Additionally, because convertible bonds can but don’t necessarily have to turn into new shares of stock, the issue of share dilution is pushed into the future. If holders of convertible bonds don’t redeem them for shares, no dilution occurs. If they do, dilution occurs sometime in the future, by which point the company hopes to have increased its value enough to offset the effects of the share dilution.
Types of Convertible Bonds
There are several unofficial “types” of convertible bonds, the features of which are detailed below. The above sections primarily describe “vanilla” convertible bonds, which are the most common.
Vanilla convertible bonds are the simplest and most common. They may or may not pay interest (most do), and if the underlying company’s stock reaches the conversion price, their holder may exchange them for shares at their specified conversion rate on or before maturity. Once the bond is converted to shares, interest payments cease, and the principal no longer has to be repaid to the former bondholder.
Unlike vanilla convertibles, mandatory convertible bonds must be redeemed for shares. They convert automatically on a certain date regardless of the share price of the underlying company. Because conversion isn’t optional, holders of mandatory convertibles are compensated with a higher interest rate.
Like vanilla convertibles, reverse convertible bonds can either be converted into shares or not, but in this case, the decision is made by the bond issuer—not the bondholder. In other words, upon a reverse convertible’s maturity, the issuing company has the option to either repay the bondholder’s principal or provide them with the number of shares specified by the bond’s conversion rate.

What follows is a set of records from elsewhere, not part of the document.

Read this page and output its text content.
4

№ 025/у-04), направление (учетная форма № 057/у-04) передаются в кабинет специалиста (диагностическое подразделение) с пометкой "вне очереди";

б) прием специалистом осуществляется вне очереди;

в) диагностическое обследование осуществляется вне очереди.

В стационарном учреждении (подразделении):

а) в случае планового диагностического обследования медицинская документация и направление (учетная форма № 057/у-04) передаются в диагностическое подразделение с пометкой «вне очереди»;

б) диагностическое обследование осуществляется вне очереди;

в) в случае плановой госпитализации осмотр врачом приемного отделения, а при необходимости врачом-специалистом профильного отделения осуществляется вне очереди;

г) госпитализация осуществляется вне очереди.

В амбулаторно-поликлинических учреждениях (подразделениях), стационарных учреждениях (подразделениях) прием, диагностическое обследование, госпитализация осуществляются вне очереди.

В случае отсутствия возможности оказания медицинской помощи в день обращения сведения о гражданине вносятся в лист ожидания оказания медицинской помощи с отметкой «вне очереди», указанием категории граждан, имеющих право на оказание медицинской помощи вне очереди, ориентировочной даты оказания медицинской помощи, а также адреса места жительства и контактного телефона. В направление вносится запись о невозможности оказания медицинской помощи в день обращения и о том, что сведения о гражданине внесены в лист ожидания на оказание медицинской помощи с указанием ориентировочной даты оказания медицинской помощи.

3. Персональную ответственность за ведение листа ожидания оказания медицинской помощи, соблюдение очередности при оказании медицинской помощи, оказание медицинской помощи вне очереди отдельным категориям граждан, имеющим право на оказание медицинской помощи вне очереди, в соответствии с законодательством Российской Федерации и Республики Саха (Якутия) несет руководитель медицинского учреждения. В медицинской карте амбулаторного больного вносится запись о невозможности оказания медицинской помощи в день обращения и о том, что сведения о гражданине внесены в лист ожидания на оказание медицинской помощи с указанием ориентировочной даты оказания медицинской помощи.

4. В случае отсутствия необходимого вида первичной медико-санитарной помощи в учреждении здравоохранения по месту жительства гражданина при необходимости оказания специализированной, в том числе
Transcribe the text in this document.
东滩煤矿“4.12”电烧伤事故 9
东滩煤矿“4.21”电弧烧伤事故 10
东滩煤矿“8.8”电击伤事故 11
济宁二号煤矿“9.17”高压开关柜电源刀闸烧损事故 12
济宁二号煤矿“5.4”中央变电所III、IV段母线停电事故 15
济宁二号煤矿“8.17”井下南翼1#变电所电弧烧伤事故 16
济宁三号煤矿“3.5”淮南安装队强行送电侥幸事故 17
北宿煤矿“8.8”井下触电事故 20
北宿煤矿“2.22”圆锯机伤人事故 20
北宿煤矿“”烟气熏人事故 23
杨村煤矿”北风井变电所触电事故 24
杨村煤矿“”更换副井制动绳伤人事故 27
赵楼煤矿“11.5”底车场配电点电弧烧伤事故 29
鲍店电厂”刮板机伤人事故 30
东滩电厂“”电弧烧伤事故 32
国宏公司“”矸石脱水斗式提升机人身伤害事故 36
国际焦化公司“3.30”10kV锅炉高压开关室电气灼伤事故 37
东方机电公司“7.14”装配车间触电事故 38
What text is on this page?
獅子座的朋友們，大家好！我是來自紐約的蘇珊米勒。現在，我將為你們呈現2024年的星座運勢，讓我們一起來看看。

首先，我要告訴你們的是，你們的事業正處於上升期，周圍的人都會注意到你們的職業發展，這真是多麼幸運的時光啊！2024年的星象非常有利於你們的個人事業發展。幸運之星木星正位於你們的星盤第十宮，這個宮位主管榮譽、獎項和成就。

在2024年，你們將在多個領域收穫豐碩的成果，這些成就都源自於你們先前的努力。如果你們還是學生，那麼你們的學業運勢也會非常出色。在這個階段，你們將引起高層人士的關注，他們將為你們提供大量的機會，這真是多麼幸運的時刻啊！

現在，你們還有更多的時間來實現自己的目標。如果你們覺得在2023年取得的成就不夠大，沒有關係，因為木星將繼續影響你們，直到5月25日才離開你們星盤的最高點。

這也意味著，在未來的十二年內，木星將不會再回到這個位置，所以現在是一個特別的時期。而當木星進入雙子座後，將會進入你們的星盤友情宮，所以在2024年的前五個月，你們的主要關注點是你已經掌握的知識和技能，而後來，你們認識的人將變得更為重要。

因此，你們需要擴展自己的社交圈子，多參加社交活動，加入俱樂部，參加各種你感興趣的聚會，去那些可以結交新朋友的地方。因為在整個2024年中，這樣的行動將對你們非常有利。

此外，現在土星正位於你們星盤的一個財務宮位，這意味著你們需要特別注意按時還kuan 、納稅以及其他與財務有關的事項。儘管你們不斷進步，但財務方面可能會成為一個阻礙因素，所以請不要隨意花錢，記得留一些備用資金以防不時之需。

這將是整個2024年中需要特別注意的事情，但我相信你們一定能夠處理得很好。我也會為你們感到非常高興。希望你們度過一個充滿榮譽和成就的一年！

Frequently Asked Questions (FAQ)
Below are answers to some of the most common questions investors have about convertible bonds.
Where Can You Buy Convertible Bonds?
Convertible bonds can be purchased through certain brokerages that employ convertible bond specialists. Unfortunately, many popular brokerages—including Fidelity, TD Ameritrade, and Robinhood—do not offer individual convertible bond investments to account holders.
However, investors can gain portfolio exposure to the convertible bond market by investing in a convertible bond-themed ETF like the iShares Convertible Bond ETF (ICVT) or the SPDR Bloomberg Barclays Convertible Securities ETF (CWB).
What Sorts of Companies Offer Convertible Bonds?
Convertible bonds are most often issued by companies that have less-than-ideal credit ratings but high growth potential. This may include startups and younger, highly leveraged companies in growth phases.
What Is a Conversion Premium?
The amount by which a convertible bond’s price exceeds the present value of the shares it can be converted into is known as its conversion premium.
What Is Convertible Bond Parity?
Convertible bond parity occurs when the value of a convertible bond is equal to the present value of the shares it can be redeemed for.
Are Corporate Bonds Callable?
Many corporate bonds are callable, meaning the issuing company can “call” and redeem the bond before it matures. When this occurs, the issuer returns the bondholder’s principal, and interest payments cease.
What Are Convertible Bond Funds?
Convertible bond funds are ETFs or mutual funds that focus on investing in convertible bonds.